Just so you know, my love of béisbol knows no limits; moreover, my love of the Mets generally, and Ron Darling in particular—both as a player and announcer—is unimpeachable. But for the San Fransisco Chronicle
to praise a Yale graduate who double-majored in French and Southeast
Asian history and who speaks both Chinese and French fluently—to praise
him (if it was him and not his co-writer) for using
the words “epiphany” and “resonate” makes me want to quodlibetificate
into demission this clusterheaded intelligentry, the miserable baseness
of whose expectations ought to debar them from the profession of
letters.
(x-posted.)
*But who should be remembered for titling the second volume of his Logopandecteision; or an Introduction to the Universal Language thus: Chrestasebeia;
or, Impious Dealing of Creditors Wherein the Severity of the Creditors
of the Author’s Family is Desired to Be Removed, as a Main Impediment
to the Production of this Universal Language, and Publication of Other
No Less Considerable Treatises.
**The bracketed link takes you to 95 percent of Roger Angell’s “The Web
of the Game,” a contender for the best essay about baseball ever
written.
I'm sure you don't have anything riding on this "argument," but I'm bored at work and wanted to drop in and tell you that, on reflection, I see that you're correct about pretty much all of it.
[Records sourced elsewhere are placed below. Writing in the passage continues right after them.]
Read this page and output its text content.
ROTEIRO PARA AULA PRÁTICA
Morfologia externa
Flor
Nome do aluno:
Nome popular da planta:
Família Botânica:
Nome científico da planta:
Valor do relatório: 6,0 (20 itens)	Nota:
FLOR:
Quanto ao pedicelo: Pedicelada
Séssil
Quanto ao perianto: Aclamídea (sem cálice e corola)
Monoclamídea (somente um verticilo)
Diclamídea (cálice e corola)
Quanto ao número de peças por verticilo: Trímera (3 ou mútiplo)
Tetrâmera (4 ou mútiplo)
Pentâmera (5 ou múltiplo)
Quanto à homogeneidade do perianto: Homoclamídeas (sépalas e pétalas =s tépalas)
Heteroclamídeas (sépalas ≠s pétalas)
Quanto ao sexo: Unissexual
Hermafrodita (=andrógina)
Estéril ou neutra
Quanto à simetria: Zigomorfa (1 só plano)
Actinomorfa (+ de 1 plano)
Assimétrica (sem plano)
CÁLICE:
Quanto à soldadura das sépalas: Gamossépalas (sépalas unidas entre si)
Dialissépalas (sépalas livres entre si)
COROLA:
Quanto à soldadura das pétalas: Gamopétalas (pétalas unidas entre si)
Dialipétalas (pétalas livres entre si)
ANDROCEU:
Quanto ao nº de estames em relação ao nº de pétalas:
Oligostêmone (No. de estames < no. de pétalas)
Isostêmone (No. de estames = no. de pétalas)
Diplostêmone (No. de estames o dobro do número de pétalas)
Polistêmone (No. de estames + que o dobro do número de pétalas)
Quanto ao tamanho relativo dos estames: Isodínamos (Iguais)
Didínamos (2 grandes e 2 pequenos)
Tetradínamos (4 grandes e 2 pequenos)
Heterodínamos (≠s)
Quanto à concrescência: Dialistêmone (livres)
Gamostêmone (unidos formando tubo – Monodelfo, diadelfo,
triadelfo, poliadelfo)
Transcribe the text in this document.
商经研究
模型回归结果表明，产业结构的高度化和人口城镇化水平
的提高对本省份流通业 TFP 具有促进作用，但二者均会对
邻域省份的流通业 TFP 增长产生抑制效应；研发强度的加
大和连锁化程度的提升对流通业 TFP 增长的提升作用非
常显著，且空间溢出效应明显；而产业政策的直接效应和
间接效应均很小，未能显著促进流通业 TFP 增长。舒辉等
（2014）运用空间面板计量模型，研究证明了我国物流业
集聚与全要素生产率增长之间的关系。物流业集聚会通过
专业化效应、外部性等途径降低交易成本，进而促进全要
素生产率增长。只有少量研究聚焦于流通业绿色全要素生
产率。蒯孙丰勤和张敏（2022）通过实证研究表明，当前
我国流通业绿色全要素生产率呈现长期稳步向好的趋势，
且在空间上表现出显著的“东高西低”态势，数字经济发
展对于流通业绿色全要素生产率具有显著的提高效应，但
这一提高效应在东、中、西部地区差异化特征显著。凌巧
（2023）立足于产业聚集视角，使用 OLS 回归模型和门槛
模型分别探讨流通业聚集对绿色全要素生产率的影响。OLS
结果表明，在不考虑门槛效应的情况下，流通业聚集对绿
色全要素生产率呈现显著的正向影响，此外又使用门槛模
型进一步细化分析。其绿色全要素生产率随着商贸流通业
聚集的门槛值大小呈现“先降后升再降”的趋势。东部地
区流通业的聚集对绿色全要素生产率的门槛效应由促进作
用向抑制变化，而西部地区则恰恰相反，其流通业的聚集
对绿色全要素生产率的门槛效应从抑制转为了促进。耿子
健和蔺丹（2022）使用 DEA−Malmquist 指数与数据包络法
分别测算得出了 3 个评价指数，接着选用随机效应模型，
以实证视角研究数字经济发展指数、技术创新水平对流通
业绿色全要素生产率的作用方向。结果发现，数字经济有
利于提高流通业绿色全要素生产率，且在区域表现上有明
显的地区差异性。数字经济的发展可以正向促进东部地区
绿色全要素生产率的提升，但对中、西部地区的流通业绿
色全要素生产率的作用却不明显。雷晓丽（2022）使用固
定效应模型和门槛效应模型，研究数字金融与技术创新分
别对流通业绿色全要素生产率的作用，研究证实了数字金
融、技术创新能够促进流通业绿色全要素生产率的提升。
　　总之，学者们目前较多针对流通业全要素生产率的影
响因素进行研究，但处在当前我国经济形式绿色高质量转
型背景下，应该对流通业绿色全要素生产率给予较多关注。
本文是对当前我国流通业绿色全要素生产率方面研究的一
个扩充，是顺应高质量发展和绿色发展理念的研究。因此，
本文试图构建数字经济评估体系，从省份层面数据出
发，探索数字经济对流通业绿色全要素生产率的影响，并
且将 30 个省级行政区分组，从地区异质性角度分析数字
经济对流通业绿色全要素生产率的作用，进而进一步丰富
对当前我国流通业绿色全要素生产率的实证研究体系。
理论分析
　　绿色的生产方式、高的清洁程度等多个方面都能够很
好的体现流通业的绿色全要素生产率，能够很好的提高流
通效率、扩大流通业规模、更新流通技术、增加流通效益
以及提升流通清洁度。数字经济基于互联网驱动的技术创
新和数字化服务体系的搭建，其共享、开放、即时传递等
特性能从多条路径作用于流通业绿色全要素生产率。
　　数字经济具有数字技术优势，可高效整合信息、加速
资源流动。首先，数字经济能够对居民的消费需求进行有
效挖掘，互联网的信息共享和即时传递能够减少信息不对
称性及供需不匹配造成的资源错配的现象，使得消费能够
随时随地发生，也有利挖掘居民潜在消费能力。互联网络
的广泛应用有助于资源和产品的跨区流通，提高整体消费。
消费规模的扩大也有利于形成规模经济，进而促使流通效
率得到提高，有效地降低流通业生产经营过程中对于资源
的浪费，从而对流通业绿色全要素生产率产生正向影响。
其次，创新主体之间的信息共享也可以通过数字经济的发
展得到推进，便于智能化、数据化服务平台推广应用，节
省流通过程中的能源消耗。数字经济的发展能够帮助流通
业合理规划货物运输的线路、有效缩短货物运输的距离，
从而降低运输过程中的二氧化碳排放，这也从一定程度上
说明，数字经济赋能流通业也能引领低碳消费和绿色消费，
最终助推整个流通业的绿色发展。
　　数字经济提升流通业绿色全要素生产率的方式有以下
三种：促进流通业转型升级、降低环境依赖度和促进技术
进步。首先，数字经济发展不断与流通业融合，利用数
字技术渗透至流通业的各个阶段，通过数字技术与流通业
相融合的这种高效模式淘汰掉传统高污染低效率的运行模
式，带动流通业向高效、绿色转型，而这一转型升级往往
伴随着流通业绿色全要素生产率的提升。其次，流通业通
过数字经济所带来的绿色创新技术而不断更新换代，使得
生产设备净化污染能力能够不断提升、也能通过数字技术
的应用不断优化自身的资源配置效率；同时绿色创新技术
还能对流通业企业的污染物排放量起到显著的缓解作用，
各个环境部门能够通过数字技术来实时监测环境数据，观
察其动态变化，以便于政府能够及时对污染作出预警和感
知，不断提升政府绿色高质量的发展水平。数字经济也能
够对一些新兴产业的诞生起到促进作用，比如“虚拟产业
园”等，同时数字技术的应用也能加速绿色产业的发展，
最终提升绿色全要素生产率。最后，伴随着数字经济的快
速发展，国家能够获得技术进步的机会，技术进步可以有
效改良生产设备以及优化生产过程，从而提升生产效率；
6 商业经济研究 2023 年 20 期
(Certainly correct about using McCloud over Lachey et. al since that was an invented citation. Hey, what can I say. All's fair in love and being a troll?)
I ought to be more annoyed, as I did spend some time trying to dig up an invented citation. But had Paul not trolled me, I would've been denied this opportunity to speak with thunder. So all is fair. (Just don't do it again.)